The other day I wrote a post about my dinner, which was red cabbage, yams, and vegan sausages. I included the nutrition facts label. Looking at that, I thought, “I should start a new feature here at Veganish Dot World.” Retort posts! This one is a retort in response to: I hate vegan meat substitutes! They are all high in sodium!
The nutrition label shows that the sausages are very good nutrition, except that if you eat two of them, it is 50% of the recommended daily maximum for sodium.

I am blessed with low blood pressure so the sodium in food is not a problem for me. However, since the time I was 14 years old and learned about the importance of a low sodium diet for most people (because many people do struggle with high blood pressure, especially as they get older), I have been avoiding sodium, as a matter of habit.

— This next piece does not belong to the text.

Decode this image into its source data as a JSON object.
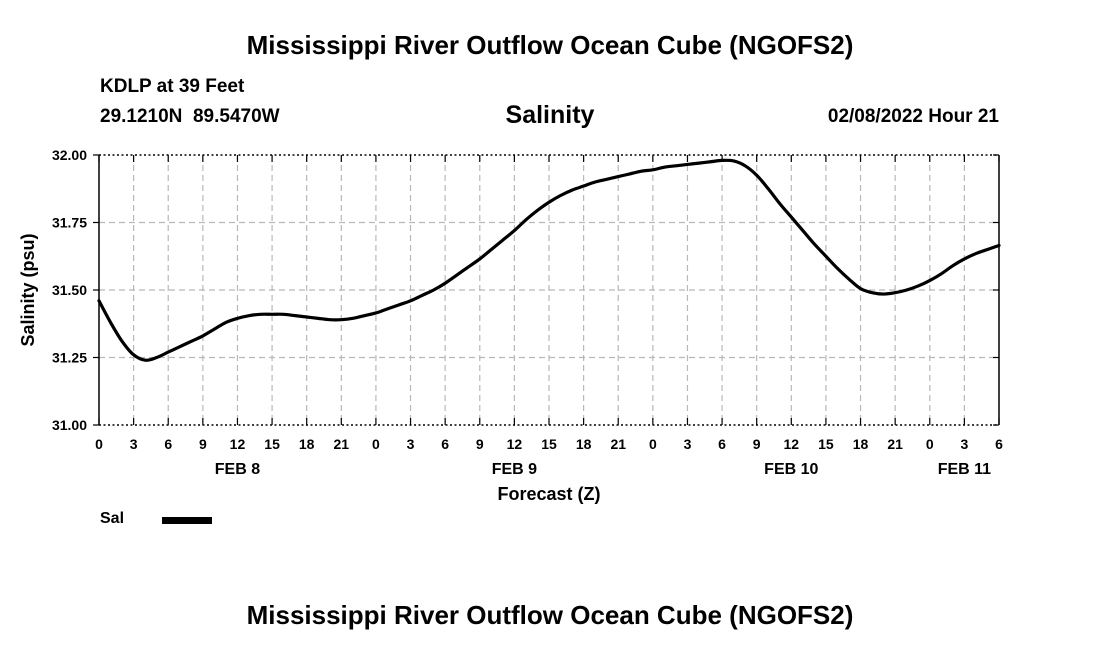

Since I have a generally low sodium diet, even if I did struggle with high blood pressure, it would probably be zero issue if I consumed 50% of my recommended sodium intake with two vegan sausages. Because the rest of my diet is already low in sodium. Therefore, I imagine I don’t get anywhere near 100% of the recommended sodium intake, on a typical day.
I imagine that the meat versions of sausages, like this, would have a similar amount of sodium. That being said, of course, if sodium is an issue for somebody, they can just as well eat broiled chicken breasts or baked tofu for a zero or very low sodium protein dish.

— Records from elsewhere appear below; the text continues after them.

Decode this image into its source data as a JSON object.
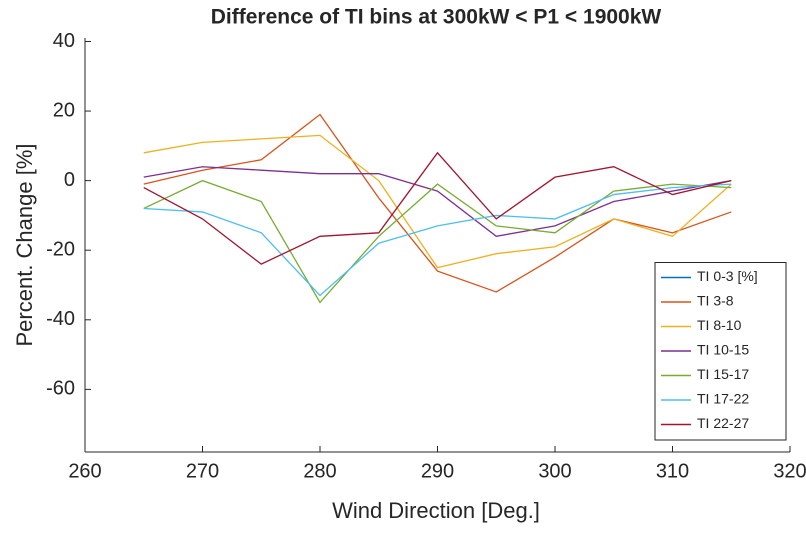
{
  "chart_data": {
    "type": "line",
    "title": "Difference of TI bins at 300kW < P1 < 1900kW",
    "x_label": "Wind Direction [Deg.]",
    "y_label": "Percent. Change [%]",
    "x": [
      265,
      270,
      275,
      280,
      285,
      290,
      295,
      300,
      305,
      310,
      315
    ],
    "series": [
      {
        "name": "TI 0-3 [%]",
        "color": "#0072BD",
        "values": [
          null,
          null,
          null,
          null,
          null,
          null,
          null,
          null,
          null,
          null,
          null
        ]
      },
      {
        "name": "TI 3-8",
        "color": "#D95319",
        "values": [
          -1,
          3,
          6,
          19,
          -5,
          -26,
          -32,
          -22,
          -11,
          -15,
          -9
        ]
      },
      {
        "name": "TI 8-10",
        "color": "#EDB120",
        "values": [
          8,
          11,
          12,
          13,
          0,
          -25,
          -21,
          -19,
          -11,
          -16,
          -1
        ]
      },
      {
        "name": "TI 10-15",
        "color": "#7E2F8E",
        "values": [
          1,
          4,
          3,
          2,
          2,
          -3,
          -16,
          -13,
          -6,
          -3,
          0
        ]
      },
      {
        "name": "TI 15-17",
        "color": "#77AC30",
        "values": [
          -8,
          0,
          -6,
          -35,
          -16,
          -1,
          -13,
          -15,
          -3,
          -1,
          -2
        ]
      },
      {
        "name": "TI 17-22",
        "color": "#4DBEEE",
        "values": [
          -8,
          -9,
          -15,
          -33,
          -18,
          -13,
          -10,
          -11,
          -4,
          -2,
          -1
        ]
      },
      {
        "name": "TI 22-27",
        "color": "#A2142F",
        "values": [
          -2,
          -11,
          -24,
          -16,
          -15,
          8,
          -11,
          1,
          4,
          -4,
          0
        ]
      }
    ],
    "xlim": [
      260,
      320
    ],
    "xticks": [
      260,
      270,
      280,
      290,
      300,
      310,
      320
    ],
    "ylim": [
      -78,
      41
    ],
    "yticks": [
      -60,
      -40,
      -20,
      0,
      20,
      40
    ],
    "legend": "southeast"
  }
}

No matter what your diet is like, there is NO REQUIREMENT that you eat high-sodium sausages … be they the meaty variety or vegetarian / vegan sausages.
Above explanation was for the people who say, “Oh, that’s why I hate these vegan meat substitutes! They are all high in sodium!” Actually, meat and meatless products can be low sodium, medium sodium, high sodium, or zero sodium. It depends on which product you pick.